You told us before that small businesses are more important than huge investments in Intel, but recently you reached an agreement with the company to build another plant in Israel, an agreement for a billion-shekel grant and leaving the corporate tax rate at 5%. When it was announced, you said you could not have expected a better gift for Independence Day.

“A year ago, the atmosphere on the issue of grants and tax breaks for huge companies was hostile. I received a phone call from someone I didn’t know before – Maxine Fassberg [the CEO of Intel Israel]. She said, ‘You should know we are on the way out, since no one is taking care of us.’ Then the penny dropped for me. I took all the top officials of the ministry and told them we can’t lose this. If Intel chooses Ireland it will be a disaster, since the technology used in the plant in Kiryat Gat [22-nanometer chips] is aging. The next plant in Israel will be, to my understanding, 10 nanometers. After that we met the senior Intel executives and I asked, ‘What do you need?’ I didn’t want it to trip over the bureaucracy. I instructed the top officials of my ministry to jump at their offer.”

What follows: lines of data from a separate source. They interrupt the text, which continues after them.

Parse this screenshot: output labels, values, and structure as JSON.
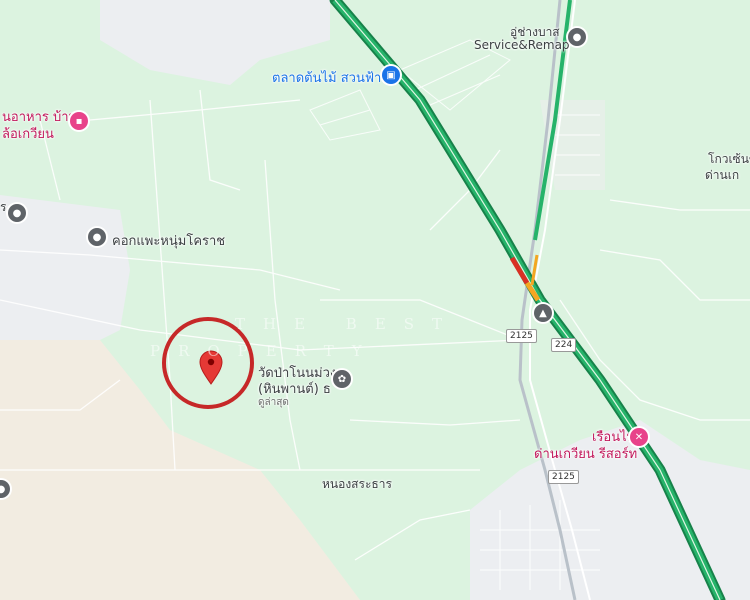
{
  "map": {
    "labels": {
      "restaurant_line1": "นอาหาร บ้าน",
      "restaurant_line2": "ล้อเกวียน",
      "market": "ตลาดต้นไม้ สวนฟ้าใส",
      "service_line1": "อู่ช่างบาส",
      "service_line2": "Service&Remap",
      "farm": "คอกแพะหนุ่มโคราช",
      "temple_line1": "วัดป่าโนนม่วง",
      "temple_line2": "(หินพานต์) ธ",
      "temple_sub": "ดูล่าสุด",
      "village": "หนองสระธาร",
      "resort_line1": "เรือนไทย",
      "resort_line2": "ด่านเกวียน รีสอร์ท",
      "right_line1": "โกวเซ้นข",
      "right_line2": "ด่านเก",
      "left_fragment": "ร"
    },
    "road_shields": {
      "route_2125_upper": "2125",
      "route_224": "224",
      "route_2125_lower": "2125"
    },
    "watermark": {
      "line1": "THE BEST",
      "line2": "PROPERTY"
    },
    "icons": {
      "restaurant": "restaurant-icon",
      "market": "shopping-bag-icon",
      "service": "place-pin-icon",
      "farm": "place-pin-icon",
      "temple": "temple-icon",
      "resort": "resort-icon",
      "education": "graduation-cap-icon",
      "target": "red-map-pin-icon"
    },
    "colors": {
      "land": "#dff5e3",
      "urban": "#eef0f2",
      "sand": "#f3ede2",
      "highway": "#1fa45f",
      "traffic_red": "#d93025",
      "traffic_orange": "#f4a622",
      "pin": "#e53935",
      "circle": "#c62828"
    }
  }
}
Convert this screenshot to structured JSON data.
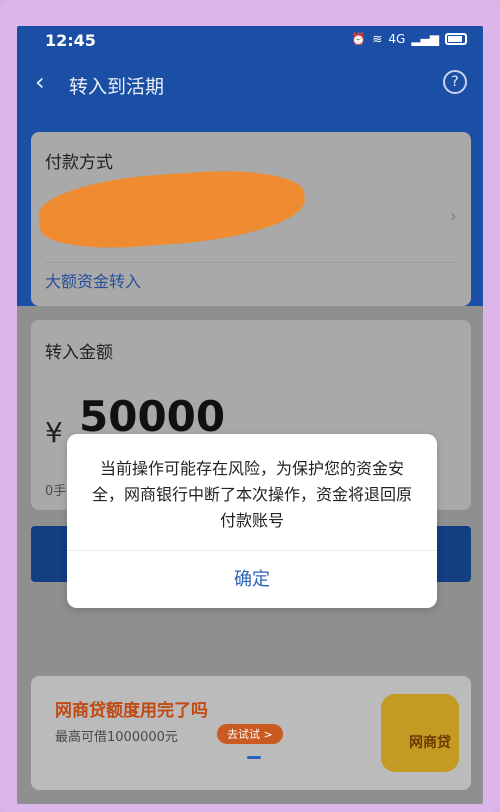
{
  "status": {
    "time": "12:45",
    "signal": "4G",
    "battery": "battery"
  },
  "header": {
    "title": "转入到活期",
    "help": "?"
  },
  "payment": {
    "label": "付款方式",
    "large_transfer": "大额资金转入"
  },
  "amount": {
    "label": "转入金额",
    "currency": "¥",
    "value": "50000",
    "tiny_left": "0手"
  },
  "promo": {
    "title": "网商贷额度用完了吗",
    "subtitle": "最高可借1000000元",
    "tag": "去试试 >",
    "mascot_label": "网商贷"
  },
  "dialog": {
    "message": "当前操作可能存在风险，为保护您的资金安全，网商银行中断了本次操作，资金将退回原付款账号",
    "confirm": "确定"
  }
}
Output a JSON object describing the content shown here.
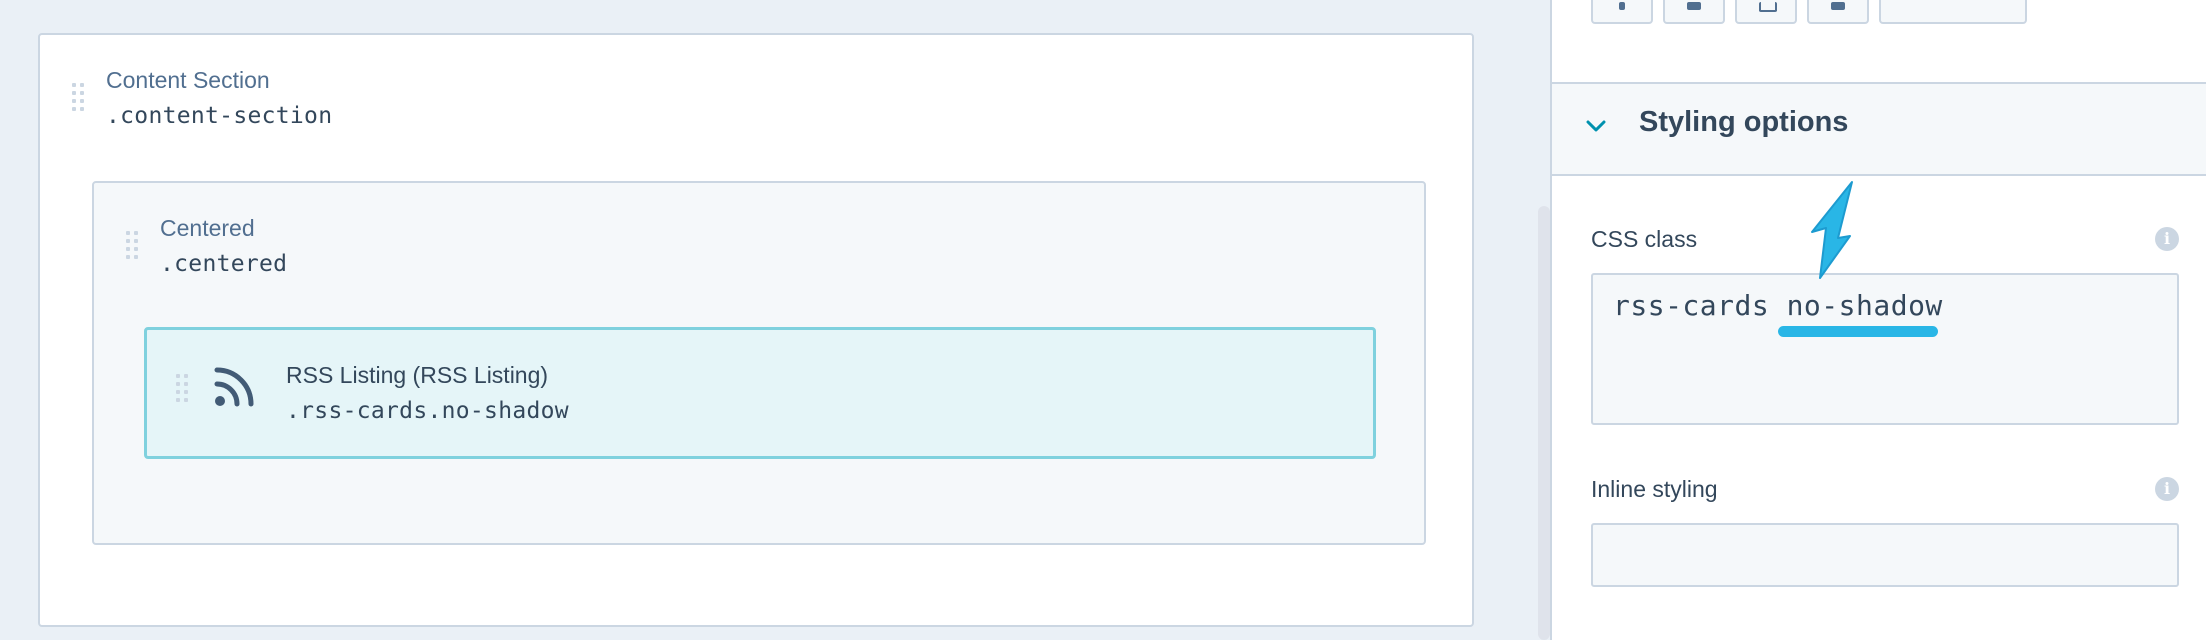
{
  "canvas": {
    "content_section": {
      "label": "Content Section",
      "class_name": ".content-section"
    },
    "centered": {
      "label": "Centered",
      "class_name": ".centered"
    },
    "rss_module": {
      "label": "RSS Listing (RSS Listing)",
      "class_name": ".rss-cards.no-shadow",
      "icon": "rss-icon"
    }
  },
  "panel": {
    "styling_options": {
      "title": "Styling options",
      "expanded": true
    },
    "css_class": {
      "label": "CSS class",
      "value": "rss-cards no-shadow"
    },
    "inline_styling": {
      "label": "Inline styling",
      "value": ""
    }
  },
  "colors": {
    "accent": "#7fd1de",
    "highlight": "#29b6e6",
    "text": "#33475b",
    "border": "#cbd6e2"
  }
}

With this money you could have accelerated the development and growth of hundreds and thousands of small- and medium-sized factories.

“Here I’m ready to be very unpopular. The public immediately says, ‘You could have given the aid instead to thousands of other businesses.’ But despite what I said before about new companies, this is wrong. If Intel had chosen another country, it would also have meant closing its plant here. There’s no contradiction here with the plan for new businesses. Life is a spectrum. We’re for both.”

In 1999, when he was in his twenties, Bennett and a few friends founded an information security startup called Cyota, raising $27 million and employing, at its peak, 140 people. In 2005 they sold up to the U.S. company RSA for $145 million. Bennett has since remained involved in the high-tech world with a few investments in various startups.

17 steaks

What do you do with the money you earned?

“I don’t eat 17 steaks and I don’t have a private plane or yacht. It simply bought me freedom to do what I want.”

What do you do with your money?

“As the law requires, the money is in a blind trust managed by an investment house. Historically I have a few investments in startups left.”

Netanyahu had a bank account in Jersey. Do you have a bank account overseas?

“When I was in the United States I had an account there, and it remained open with a few thousand shekels. I’ve since brought all my money to Israel. I didn’t look for detours, and I paid taxes.”

What has surprised you most in politics?

“The need for political struggles to advance things. It surprised me. It’s very hard, and it is what we are trying to fix. Everything is a fight and everyone stabs each other in the back.”

Have you seen the U.S. television series “House of Cards?”

“Yes, but it’s not similar. Here it's ‘House of Cards’ for the poor.”